Regardless of whether or not Kronos was a Semitic deity or a long lost proto-Indo-European figure yet to be discerned, I have a personal theory about his origin and his relation to the other Greek gods. I think that it can be said with a pretty high degree of likelihood that the proto-Greeks worshipped Uranus as a sky god since written references to Varuna are found in Hittite- dominated Anatolia -- right next to Greece -- as late as the 15th century BC. The Hittites of course spoke an Indo-European language and worshipped Vedic deities (or at least very close linguistic and functional cognates). At some point and for some unknown reason, the proto-Greeks began to venerate Zeus more highly than Uranus. The Varuna/Uranus figure retained more influence in the East (i.e. Asia Minor, Iran, and India) as opposed to the Zeus/Dyauspita figure that reigned supreme in the West. I feel comfortable in saying this because the Varuna/Uranus god is more prominent in the Eastern areas of Indo-European influence than the various local Zeus counterparts; the dyeus root is present in all areas, but either as a relatively minor figure or as a grammatical form meaning "god" or "divine." By contrast, there is little evidence for even the basest acknowledgement of a Uranus-like god to the north or west of Greece -- likely the main demarcation point for Eastern and Western forms of proto-Indo-European influence -- while the Zeus figure remained dominant.

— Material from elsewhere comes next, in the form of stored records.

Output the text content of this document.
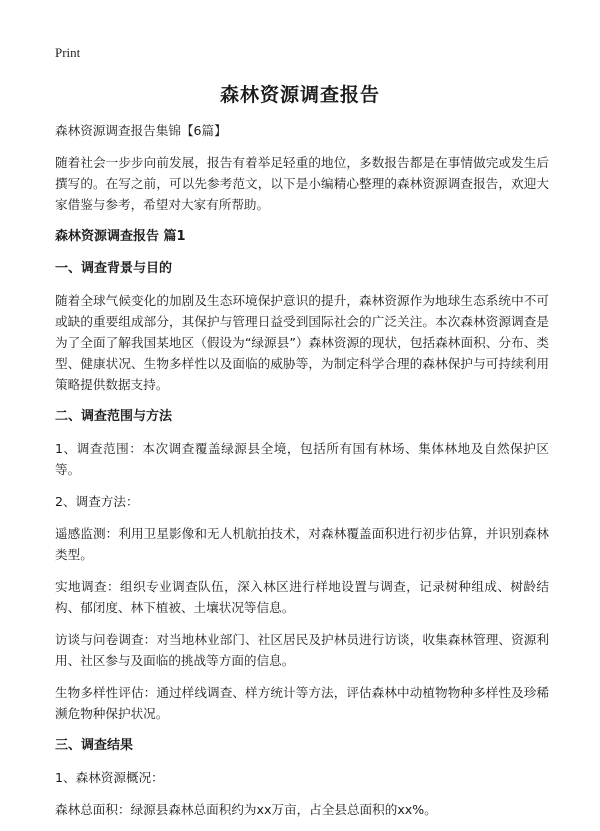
Print
森林资源调查报告

森林资源调查报告集锦【6篇】

随着社会一步步向前发展，报告有着举足轻重的地位，多数报告都是在事情做完或发生后撰写的。在写之前，可以先参考范文，以下是小编精心整理的森林资源调查报告，欢迎大家借鉴与参考，希望对大家有所帮助。

森林资源调查报告 篇1
一、调查背景与目的

随着全球气候变化的加剧及生态环境保护意识的提升，森林资源作为地球生态系统中不可或缺的重要组成部分，其保护与管理日益受到国际社会的广泛关注。本次森林资源调查是为了全面了解我国某地区（假设为“绿源县”）森林资源的现状，包括森林面积、分布、类型、健康状况、生物多样性以及面临的威胁等，为制定科学合理的森林保护与可持续利用策略提供数据支持。

二、调查范围与方法

1、调查范围：本次调查覆盖绿源县全境，包括所有国有林场、集体林地及自然保护区等。

2、调查方法：

遥感监测：利用卫星影像和无人机航拍技术，对森林覆盖面积进行初步估算，并识别森林类型。

实地调查：组织专业调查队伍，深入林区进行样地设置与调查，记录树种组成、树龄结构、郁闭度、林下植被、土壤状况等信息。

访谈与问卷调查：对当地林业部门、社区居民及护林员进行访谈，收集森林管理、资源利用、社区参与及面临的挑战等方面的信息。

生物多样性评估：通过样线调查、样方统计等方法，评估森林中动植物物种多样性及珍稀濒危物种保护状况。

三、调查结果

1、森林资源概况：

森林总面积：绿源县森林总面积约为xx万亩，占全县总面积的xx%。
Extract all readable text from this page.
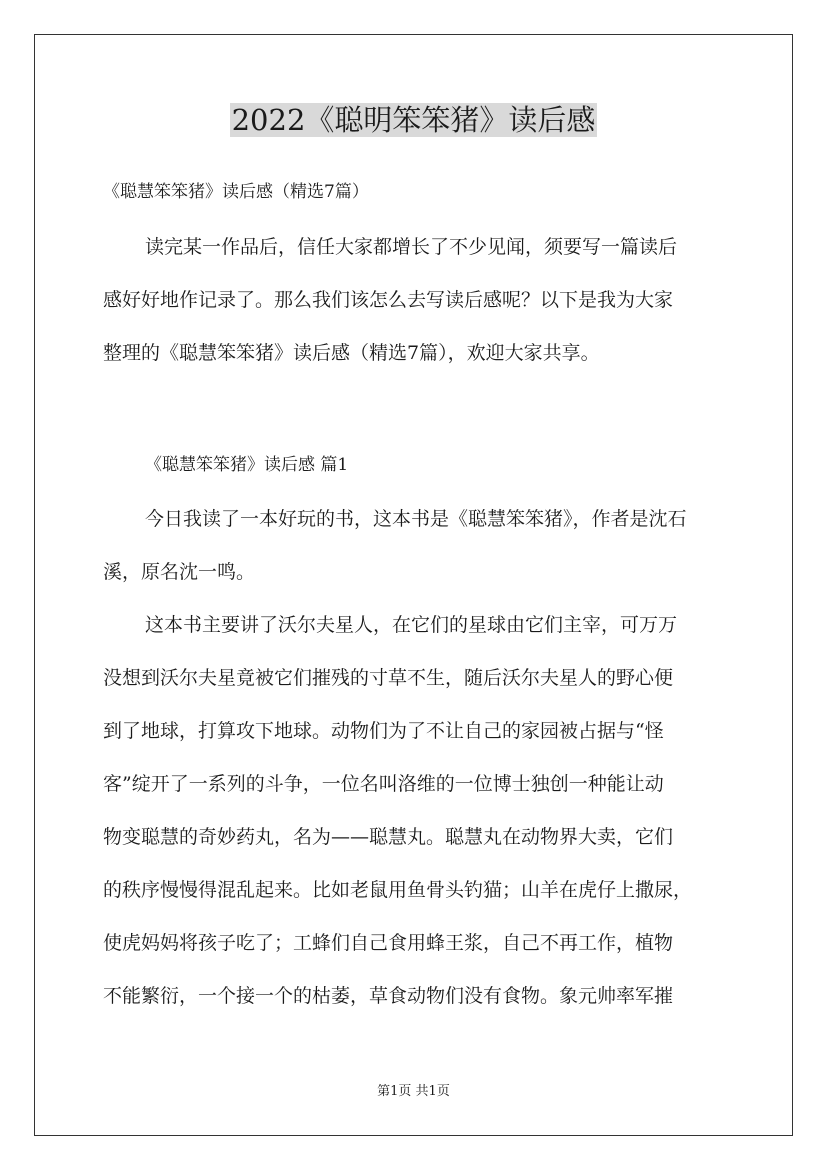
2022《聪明笨笨猪》读后感
《聪慧笨笨猪》读后感（精选7篇）
读完某一作品后，信任大家都增长了不少见闻，须要写一篇读后
感好好地作记录了。那么我们该怎么去写读后感呢？以下是我为大家
整理的《聪慧笨笨猪》读后感（精选7篇），欢迎大家共享。
《聪慧笨笨猪》读后感 篇1
今日我读了一本好玩的书，这本书是《聪慧笨笨猪》，作者是沈石
溪，原名沈一鸣。
这本书主要讲了沃尔夫星人，在它们的星球由它们主宰，可万万
没想到沃尔夫星竟被它们摧残的寸草不生，随后沃尔夫星人的野心便
到了地球，打算攻下地球。动物们为了不让自己的家园被占据与“怪
客”绽开了一系列的斗争，一位名叫洛维的一位博士独创一种能让动
物变聪慧的奇妙药丸，名为——聪慧丸。聪慧丸在动物界大卖，它们
的秩序慢慢得混乱起来。比如老鼠用鱼骨头钓猫；山羊在虎仔上撒尿，
使虎妈妈将孩子吃了；工蜂们自己食用蜂王浆，自己不再工作，植物
不能繁衍，一个接一个的枯萎，草食动物们没有食物。象元帅率军摧
第1页 共1页
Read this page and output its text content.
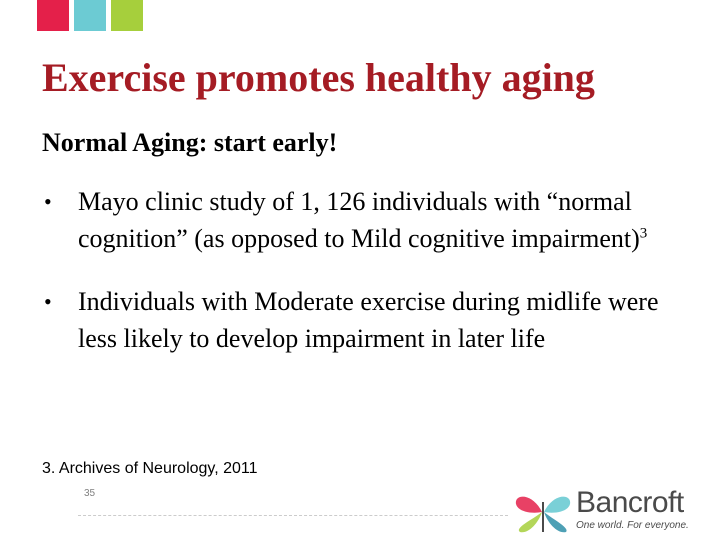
Exercise promotes healthy aging
Normal Aging: start early!
• Mayo clinic study of 1, 126 individuals with “normal cognition” (as opposed to Mild cognitive impairment)$^3$
• Individuals with Moderate exercise during midlife were less likely to develop impairment in later life
3. Archives of Neurology, 2011
35	Bancroft
One world. For everyone.
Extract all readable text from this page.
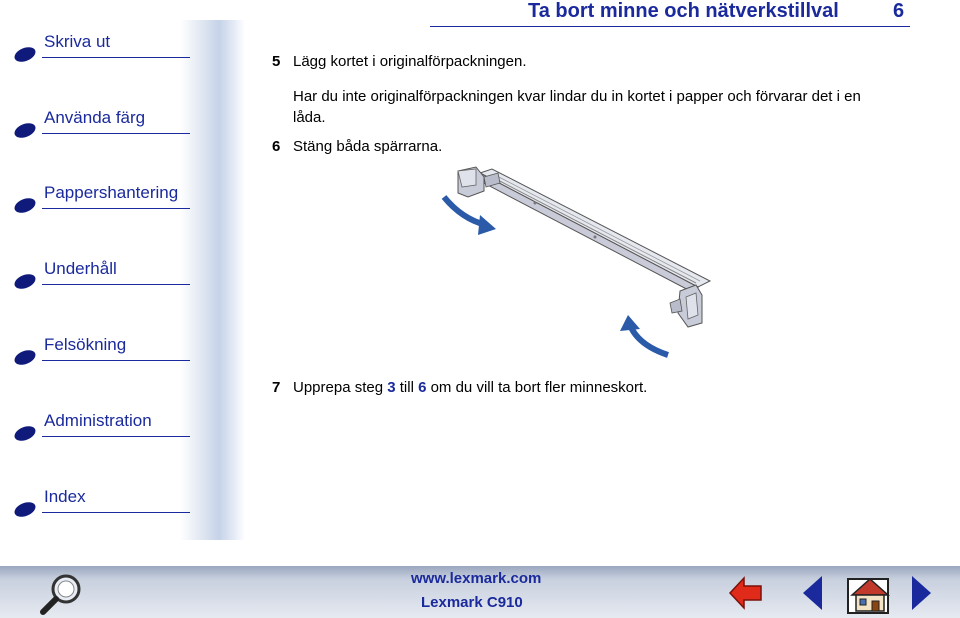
Skriva ut
Använda färg
Pappershantering
Underhåll
Felsökning
Administration
Index
Ta bort minne och nätverkstillval	6
5 Lägg kortet i originalförpackningen.
Har du inte originalförpackningen kvar lindar du in kortet i papper och förvarar det i en låda.
6 Stäng båda spärrarna.
7 Upprepa steg 3 till 6 om du vill ta bort fler minneskort.
www.lexmark.com
Lexmark C910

I think that the Greek myths about Uranus existed as oral traditions passed down in conjunction with those about Zeus until the advent of widespread writing in Greece in the 8th century BC. At some point prior to this, Kronos was either invented or absorbed from another group (likely Semitic) and inserted into the narrative as a transitional figure between Uranus and Zeus. That Kronos presided over a Golden Age is not accidental -- he was never really worshipped by the Greeks (or their pre-historic ancestors) in the way that Uranus likely was, so while the residual memory of Uranus existed in the form of an oral tradition (and therefore was to some extent bound to reality), Kronos exists outside of the established chronology and reminds the believer that the Golden Age -- if it truly ever existed -- is gone forever. Whether described as being imprisoned for eternity or being sent to govern some far off land (as Virgil and Pindar have it), Kronos was not worshipped by the Greeks for the simple fact that he was never intended to be worshipped by them; he existed solely as a figure in the past tense. Cannibalism and castration were viewed as abominations by the classical Greeks, so worshipping a figure who practiced both -- regarldess of his status as a just ruler over an aeon of abundance and peace -- would have been perceived as blasphemous.

Greek mythology is not a historical tract or a guide to living: it doesn't really even do much to explain the world. Rather, the Greeks used mythology to explain their religion, which might sound redundant, but only if one confuses one concept for the other. Greek religion was the guide to existence as well as the explanation for natural phenomena; its rituals and proscriptions were handed down over centuries from one generation to the next. It was the job of mythology to give that religion a backbone and rationalize it in terms that the average citizen could understand and accept. Inevitably, this causes confusion and a nonsensical concept of time. Caught in the flow of this ad hoc reasoning were figures like Kronos, whose reputation has been obscure and mixed for hundreds of years as a result. Whatever his true origin, Kronos is in the end a sad, bittersweet reminder that while the most beautiful of times can be filled with savagery, even the most savage of times can be filled with beauty. That, ultimately, is the true tragedy of the story of Kronos: the god who never was.